The resuming political polarisation has now produced two rival governments vying for power, further prolonging the interim period and deeply undermining the ceasefire agreement reached in 2020. Nonetheless, sporadic clashes for the control of Tripoli earlier this year have not pushed Libya towards a full-out war so far. The local environment seems not conducive neither to elections nor to escalation, leaving the country indefinitely suspended in a state of frozen conflict. Frictions produced by the realignment of militias after the establishment of the Government of National Stability (GNS) seems to have gradually subdued and threats from General Khalifa Haftar seem much more rhetorical exercises than hints about future military operations.
What is changing instead is the regional context around Libya, especially after the new agreements, signed between the Government of National Unity (GNU) and Turkey, have displayed in full the frail basis on which the regional détente has been built. The Memoranda of Understanding (MoUs) on the cooperation in the oil and gas sectors have confirmed the full sway of Turkey in Tripolitania, with Ankara now ready to throw its weight behind a resilient GNU. Indeed, the fact that Prime Minister Abdul Hamid Dbeibah had managed to consolidate its position in the capital and its surroundings, after being challenged by his rival Fathi Bashagha, undoubtedly reinforced the impression that he was a sure bet to be shored up with further military support and possibly a new delivery of TB2 Bayraktar drones, offering Ankara a way out of the GNS-GNU conundrum.
Turkey’s energic operations in Libya have however revived the linkage between the Libyan conflict and the East Med dispute once again, triggering a chain of events that clearly shows how the zero-sum game among third parties with a stake in the Libyan conflict is still going on. Three years after the previous MoU between Tripoli and Turkey on the delimitation of their respective economic exclusive zones led to the expulsion of former Libyan ambassador and current head of the Presidency Council Mohammed Menfi from Athens, tensions escalated anew following the controversial visit of the Greek Foreign Minister Nikos Dendias to Libya in mid-November.
By refusing to disembark in Tripoli in order not to meet GNU representatives, Dendias’ selective approach created a quite unprecedented diplomatic incident, further worsened by his decision to fly to Benghazi to be greeted by eastern officials, including Haftar and the speaker of the House of Representatives Agila Saleh.
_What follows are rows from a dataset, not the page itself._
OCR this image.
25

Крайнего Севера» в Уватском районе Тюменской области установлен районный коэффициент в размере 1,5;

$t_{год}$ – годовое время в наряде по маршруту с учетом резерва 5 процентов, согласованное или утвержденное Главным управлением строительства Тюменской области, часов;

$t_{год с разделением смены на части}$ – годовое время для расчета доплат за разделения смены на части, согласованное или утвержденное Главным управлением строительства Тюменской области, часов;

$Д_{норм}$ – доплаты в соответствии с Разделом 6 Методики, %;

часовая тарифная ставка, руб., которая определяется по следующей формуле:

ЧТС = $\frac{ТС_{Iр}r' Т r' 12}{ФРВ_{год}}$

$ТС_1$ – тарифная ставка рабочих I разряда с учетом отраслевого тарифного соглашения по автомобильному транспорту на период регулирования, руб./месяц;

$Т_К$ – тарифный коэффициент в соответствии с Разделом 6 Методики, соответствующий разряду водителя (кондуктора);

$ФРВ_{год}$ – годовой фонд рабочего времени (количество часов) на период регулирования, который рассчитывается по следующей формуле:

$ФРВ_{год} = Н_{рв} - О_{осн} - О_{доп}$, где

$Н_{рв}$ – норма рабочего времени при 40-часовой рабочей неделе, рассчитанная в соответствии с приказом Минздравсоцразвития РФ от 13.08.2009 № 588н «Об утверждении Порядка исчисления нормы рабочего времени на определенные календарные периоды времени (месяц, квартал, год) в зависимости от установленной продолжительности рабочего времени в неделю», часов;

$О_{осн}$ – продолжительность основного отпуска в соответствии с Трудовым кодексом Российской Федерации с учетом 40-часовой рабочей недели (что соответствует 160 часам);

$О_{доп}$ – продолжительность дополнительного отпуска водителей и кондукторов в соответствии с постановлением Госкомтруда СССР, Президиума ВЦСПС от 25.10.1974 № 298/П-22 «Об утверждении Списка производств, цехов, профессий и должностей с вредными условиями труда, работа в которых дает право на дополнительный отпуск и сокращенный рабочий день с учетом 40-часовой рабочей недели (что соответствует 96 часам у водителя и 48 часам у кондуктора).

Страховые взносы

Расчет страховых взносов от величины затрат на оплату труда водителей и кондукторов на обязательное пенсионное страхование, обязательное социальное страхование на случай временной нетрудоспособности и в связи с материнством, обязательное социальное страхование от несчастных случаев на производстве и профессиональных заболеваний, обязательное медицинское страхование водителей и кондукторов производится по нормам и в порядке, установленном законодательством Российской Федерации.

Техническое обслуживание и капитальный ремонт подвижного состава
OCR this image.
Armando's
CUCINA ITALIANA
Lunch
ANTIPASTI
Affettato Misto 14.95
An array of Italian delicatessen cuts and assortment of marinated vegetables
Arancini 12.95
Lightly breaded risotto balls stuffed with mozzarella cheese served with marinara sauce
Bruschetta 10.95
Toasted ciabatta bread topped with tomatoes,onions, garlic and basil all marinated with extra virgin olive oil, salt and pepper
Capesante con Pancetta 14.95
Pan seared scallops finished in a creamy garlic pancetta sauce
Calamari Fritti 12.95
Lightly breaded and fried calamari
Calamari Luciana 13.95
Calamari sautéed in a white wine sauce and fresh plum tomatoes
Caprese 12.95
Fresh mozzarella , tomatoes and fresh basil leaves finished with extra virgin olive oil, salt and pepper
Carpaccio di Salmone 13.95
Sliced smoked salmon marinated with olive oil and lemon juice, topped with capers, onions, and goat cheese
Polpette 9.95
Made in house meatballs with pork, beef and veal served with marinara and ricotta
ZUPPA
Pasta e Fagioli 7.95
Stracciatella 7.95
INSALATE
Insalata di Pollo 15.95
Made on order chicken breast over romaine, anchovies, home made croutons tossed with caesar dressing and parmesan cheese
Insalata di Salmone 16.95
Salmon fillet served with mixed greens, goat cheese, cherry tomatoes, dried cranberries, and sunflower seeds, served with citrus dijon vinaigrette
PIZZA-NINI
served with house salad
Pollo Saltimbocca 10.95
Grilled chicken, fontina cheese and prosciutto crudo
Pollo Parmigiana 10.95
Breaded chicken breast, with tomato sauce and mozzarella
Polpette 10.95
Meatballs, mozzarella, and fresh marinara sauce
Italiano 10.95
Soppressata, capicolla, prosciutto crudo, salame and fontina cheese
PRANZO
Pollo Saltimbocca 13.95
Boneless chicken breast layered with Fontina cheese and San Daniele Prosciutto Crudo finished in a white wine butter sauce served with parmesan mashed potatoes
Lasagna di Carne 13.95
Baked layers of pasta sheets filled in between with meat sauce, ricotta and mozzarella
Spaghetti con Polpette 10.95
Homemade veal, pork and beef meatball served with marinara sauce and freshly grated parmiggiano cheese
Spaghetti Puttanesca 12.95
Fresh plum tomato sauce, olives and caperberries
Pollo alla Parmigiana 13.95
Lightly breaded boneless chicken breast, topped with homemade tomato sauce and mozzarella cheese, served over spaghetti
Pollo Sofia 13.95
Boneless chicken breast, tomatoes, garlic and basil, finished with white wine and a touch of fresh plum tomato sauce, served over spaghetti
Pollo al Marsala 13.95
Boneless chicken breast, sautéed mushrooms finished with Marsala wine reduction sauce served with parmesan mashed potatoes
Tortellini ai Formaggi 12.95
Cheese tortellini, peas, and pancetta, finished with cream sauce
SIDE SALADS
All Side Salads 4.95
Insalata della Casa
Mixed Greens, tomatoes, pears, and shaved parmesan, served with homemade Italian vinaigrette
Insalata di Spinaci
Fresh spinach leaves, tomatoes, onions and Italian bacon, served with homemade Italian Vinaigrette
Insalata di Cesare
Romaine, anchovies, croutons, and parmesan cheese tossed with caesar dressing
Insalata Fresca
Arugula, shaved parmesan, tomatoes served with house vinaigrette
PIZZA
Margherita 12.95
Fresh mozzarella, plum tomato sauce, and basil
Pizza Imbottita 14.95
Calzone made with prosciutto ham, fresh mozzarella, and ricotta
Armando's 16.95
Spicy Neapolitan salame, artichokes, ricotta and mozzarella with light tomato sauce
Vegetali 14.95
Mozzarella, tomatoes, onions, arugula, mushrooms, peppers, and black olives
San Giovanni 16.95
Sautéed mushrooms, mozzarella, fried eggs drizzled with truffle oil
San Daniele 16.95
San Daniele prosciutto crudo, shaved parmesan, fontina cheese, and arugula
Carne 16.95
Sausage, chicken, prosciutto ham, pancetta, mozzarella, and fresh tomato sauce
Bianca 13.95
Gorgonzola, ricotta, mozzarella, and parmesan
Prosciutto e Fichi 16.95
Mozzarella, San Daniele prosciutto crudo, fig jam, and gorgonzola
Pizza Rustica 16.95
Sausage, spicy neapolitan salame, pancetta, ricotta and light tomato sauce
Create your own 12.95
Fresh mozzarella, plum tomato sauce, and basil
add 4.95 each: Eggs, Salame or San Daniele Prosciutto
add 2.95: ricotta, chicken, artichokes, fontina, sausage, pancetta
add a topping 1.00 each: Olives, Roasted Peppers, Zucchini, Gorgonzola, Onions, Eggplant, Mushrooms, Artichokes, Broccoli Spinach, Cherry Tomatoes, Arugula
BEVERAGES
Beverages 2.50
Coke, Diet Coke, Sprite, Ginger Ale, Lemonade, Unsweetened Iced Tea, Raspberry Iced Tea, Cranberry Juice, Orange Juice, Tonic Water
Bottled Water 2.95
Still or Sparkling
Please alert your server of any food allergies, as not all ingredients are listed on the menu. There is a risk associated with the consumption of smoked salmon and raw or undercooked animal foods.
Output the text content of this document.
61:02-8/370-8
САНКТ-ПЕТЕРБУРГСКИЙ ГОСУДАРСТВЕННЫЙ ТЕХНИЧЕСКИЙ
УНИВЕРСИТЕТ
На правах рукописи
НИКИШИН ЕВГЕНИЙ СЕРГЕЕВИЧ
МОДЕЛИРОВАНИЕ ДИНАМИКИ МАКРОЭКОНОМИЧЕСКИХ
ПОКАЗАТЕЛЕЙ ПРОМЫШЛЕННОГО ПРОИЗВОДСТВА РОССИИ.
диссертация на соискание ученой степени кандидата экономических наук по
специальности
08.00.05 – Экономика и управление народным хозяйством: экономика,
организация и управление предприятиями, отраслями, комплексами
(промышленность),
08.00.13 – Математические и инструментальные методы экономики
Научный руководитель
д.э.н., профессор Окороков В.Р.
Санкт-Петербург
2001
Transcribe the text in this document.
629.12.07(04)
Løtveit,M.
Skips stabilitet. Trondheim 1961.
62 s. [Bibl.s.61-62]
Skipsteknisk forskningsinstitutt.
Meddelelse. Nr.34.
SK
The event shows how polarisation dynamics in a sub-region like the East Med are now definitely entangled with the conflict in Libya and could deepen fissures inside a fractured country where the divide between its regions is accelerating, lacking a comprehensive political settlement.
Finally, it confirms, if needed, the existence of at least two Libyas right now, echoing a past when, under the monarchy of King Idris, the country had two capitals, Benghazi and Tripoli, albeit under a clearly federal constitution devised at that time by the UN.